The family applied to the Divisional Court for a judicial review of the coroner’s decision that Article 2 ECHR was not engaged. The court found no fault with the approach taken by the coroner but stated that ‘where the state has assumed some degree of responsibility for the welfare of an individual who is subject to DoLS but not imprisoned or placed in detention, the line between state responsibility (for which it should be called into account) and individual actions will sometimes be a fine one’ making it clear that each case involving vulnerable adults under DoLS will need to be considered on its own facts.
Court of Appeal
The family appealed on two main grounds; first that due to her particular vulnerability and the circumstances of her care, the state had a duty to Jackie under article 2 and second, that there were systemic failures in her care, particularly around the lack of a care plan setting out what to do if she refused necessary medical treatment.
The Court of Appeal found that the Article 2 duty to protect Jackie’s life did not apply in this case. The court also made it clear that the presence of DoLS does not automatically mean the state assumes responsibility and reaffirmed the Divisional Court decision that each case will turn on its own facts with, amongst other issues, the degree of control being investigated.
Critically, the court did not accept that this was a case where ‘systemic or structural dysfunction’ in medical services arose. The ‘very exceptional circumstances’ did not apply and the appeal was dismissed.
What this means for you
While the presence of DoLS will not automatically engage Article 2, a coroner will look at the circumstances of a particular individual’s vulnerability. This stresses the importance of ensuring care plans and policies are complete and regularly reviewed, capacity assessments are up to date and documentation is updated regularly and communicated to the care home workers. A coroner will also be interested in any policies or procedures concerning accessing medical treatment for vulnerable residents.
It is clear that the threshold remains high for Article 2 to apply to a ‘medical’ case where there are (even multiple) negligent acts by professionals. That said, where there are genuine systemic failures, Article 2 may apply, particularly where ‘the state was aware of the shortcomings, through regulatory inspections, and did not act on them.’ The importance of state-run care homes complying with recommendations made by the Care Quality Commission (CQC) cannot be overstated. A thorough coronial investigation will almost certainly involve a detailed analysis of CQC reports.

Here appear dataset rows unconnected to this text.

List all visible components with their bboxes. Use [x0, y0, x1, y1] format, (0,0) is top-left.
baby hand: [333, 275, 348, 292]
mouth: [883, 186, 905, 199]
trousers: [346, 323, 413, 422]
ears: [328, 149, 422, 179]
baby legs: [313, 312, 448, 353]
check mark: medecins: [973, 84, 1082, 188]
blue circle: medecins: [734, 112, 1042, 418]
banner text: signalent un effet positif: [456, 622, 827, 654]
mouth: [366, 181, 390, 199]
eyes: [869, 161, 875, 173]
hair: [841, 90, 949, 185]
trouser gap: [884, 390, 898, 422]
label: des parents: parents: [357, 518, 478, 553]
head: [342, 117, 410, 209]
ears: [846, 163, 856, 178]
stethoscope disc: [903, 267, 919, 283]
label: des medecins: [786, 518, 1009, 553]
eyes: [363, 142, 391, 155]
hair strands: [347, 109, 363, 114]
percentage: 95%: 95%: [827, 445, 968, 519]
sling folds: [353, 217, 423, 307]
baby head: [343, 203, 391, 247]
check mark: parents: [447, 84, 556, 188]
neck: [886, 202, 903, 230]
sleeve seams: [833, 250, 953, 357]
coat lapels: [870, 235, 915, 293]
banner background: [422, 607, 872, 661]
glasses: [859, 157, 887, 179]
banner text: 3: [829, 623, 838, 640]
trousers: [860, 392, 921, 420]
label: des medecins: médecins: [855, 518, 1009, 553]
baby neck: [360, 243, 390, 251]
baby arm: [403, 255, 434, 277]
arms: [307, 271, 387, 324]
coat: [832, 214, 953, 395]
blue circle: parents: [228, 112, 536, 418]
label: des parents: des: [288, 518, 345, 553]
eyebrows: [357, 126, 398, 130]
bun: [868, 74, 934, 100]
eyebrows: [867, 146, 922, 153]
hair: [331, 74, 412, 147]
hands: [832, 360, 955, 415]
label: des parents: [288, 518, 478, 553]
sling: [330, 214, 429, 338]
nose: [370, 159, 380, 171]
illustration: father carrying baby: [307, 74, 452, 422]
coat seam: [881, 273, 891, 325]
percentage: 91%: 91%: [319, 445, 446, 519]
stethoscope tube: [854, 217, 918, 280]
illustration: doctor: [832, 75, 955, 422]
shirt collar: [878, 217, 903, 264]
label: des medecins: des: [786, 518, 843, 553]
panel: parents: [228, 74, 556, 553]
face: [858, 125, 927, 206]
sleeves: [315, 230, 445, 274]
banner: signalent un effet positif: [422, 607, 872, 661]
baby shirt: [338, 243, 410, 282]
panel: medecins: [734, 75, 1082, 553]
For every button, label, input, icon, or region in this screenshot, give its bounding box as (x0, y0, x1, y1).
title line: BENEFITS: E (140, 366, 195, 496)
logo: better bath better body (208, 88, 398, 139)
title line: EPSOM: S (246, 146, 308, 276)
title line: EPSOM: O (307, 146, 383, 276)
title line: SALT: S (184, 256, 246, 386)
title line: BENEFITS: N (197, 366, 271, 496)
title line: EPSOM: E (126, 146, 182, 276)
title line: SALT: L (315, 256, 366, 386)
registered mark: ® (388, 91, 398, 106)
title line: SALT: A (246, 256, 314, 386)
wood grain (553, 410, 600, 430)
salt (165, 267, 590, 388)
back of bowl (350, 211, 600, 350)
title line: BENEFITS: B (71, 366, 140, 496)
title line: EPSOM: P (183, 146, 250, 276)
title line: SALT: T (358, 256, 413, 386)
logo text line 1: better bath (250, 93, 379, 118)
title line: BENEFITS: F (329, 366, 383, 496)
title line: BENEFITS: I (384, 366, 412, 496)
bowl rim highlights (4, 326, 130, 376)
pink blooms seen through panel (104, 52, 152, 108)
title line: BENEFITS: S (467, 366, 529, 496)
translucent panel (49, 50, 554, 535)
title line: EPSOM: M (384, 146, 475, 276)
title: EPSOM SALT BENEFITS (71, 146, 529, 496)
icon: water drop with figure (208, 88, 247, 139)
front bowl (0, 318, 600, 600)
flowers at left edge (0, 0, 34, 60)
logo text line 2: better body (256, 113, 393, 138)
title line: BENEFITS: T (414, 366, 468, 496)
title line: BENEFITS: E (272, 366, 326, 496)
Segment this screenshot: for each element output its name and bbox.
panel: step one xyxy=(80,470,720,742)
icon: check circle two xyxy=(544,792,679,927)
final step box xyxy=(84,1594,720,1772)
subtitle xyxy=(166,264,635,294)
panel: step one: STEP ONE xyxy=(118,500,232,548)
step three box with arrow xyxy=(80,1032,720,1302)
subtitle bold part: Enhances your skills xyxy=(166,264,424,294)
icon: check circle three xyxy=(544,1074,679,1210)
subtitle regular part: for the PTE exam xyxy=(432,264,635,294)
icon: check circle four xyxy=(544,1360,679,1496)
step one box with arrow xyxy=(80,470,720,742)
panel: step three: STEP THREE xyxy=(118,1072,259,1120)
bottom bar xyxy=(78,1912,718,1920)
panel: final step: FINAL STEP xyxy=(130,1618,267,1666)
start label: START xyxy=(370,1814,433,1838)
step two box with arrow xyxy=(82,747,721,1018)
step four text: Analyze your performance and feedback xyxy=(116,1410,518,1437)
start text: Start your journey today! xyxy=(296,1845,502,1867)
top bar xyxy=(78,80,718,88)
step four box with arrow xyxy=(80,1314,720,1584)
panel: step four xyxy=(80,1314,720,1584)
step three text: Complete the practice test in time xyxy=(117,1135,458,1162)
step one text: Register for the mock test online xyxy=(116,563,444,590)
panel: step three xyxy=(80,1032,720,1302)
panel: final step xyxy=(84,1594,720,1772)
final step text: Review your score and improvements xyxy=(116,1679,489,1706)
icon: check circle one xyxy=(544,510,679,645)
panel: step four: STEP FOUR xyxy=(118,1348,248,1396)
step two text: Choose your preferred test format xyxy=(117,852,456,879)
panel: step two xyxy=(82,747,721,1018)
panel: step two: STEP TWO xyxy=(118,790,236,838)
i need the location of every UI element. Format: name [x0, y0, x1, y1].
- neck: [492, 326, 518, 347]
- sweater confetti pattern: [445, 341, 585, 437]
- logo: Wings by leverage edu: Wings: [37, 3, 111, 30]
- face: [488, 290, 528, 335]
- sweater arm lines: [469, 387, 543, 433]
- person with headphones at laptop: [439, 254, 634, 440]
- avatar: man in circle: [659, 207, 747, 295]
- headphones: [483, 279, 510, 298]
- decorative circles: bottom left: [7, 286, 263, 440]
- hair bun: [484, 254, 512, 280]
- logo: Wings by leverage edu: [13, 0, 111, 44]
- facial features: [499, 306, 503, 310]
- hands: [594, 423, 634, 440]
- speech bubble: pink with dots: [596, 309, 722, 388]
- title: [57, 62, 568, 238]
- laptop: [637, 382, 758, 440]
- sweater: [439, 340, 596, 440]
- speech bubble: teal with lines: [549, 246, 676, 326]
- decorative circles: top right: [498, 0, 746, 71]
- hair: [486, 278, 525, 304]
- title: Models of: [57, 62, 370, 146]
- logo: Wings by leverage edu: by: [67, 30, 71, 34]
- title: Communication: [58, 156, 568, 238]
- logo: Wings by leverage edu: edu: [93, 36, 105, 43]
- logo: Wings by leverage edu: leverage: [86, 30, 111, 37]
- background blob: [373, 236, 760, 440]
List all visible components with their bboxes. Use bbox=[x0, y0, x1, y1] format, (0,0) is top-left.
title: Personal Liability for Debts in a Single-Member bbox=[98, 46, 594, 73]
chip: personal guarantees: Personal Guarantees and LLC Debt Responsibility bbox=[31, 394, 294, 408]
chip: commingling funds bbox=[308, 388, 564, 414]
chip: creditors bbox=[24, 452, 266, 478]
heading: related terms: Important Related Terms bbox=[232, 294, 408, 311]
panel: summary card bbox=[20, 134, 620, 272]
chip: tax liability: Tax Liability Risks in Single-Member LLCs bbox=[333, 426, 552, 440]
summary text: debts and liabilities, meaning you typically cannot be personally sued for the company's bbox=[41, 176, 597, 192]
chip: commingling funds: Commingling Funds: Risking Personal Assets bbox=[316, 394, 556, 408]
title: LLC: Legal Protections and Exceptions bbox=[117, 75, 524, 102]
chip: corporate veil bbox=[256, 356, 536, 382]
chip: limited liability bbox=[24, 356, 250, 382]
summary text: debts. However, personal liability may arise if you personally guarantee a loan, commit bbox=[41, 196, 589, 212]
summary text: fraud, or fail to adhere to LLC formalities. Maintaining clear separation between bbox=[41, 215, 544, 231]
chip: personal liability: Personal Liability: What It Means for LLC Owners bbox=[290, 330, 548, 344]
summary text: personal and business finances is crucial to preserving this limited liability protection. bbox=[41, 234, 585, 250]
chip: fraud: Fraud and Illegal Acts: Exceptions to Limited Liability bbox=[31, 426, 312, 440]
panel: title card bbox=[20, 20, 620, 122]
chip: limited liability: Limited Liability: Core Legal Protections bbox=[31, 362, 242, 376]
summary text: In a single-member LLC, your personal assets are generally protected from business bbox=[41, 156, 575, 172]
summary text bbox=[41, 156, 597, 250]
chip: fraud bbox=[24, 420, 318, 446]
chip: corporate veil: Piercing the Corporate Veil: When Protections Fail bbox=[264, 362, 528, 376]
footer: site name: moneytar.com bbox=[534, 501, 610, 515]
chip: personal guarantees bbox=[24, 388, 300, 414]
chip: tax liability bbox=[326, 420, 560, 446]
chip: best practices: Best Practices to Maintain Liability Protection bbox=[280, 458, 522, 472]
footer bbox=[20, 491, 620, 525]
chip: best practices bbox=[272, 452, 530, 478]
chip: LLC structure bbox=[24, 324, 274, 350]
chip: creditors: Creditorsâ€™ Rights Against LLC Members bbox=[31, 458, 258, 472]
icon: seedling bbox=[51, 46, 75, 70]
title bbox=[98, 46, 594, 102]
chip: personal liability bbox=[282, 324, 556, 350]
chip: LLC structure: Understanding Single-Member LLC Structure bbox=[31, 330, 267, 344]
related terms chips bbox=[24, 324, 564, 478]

Coronial investigations are likely to be the first opportunity for the ‘systemic failure’ issue to be scrutinised in Covid-19 deaths. Such inquests will undoubtedly be high-profile and widely reported. This case will almost certainly be in the forefront of the mind of any coroner investigating Covid-19 deaths contracted in a state-run care home or where individuals were discharged from hospital to care homes with suspected or confirmed Covid-19 cases. In addition to requests for Covid-specific risk assessments and policies, a coroner will be interested in whether the state were aware of the conditions in the home (including access to PPE) and if so, how they responded.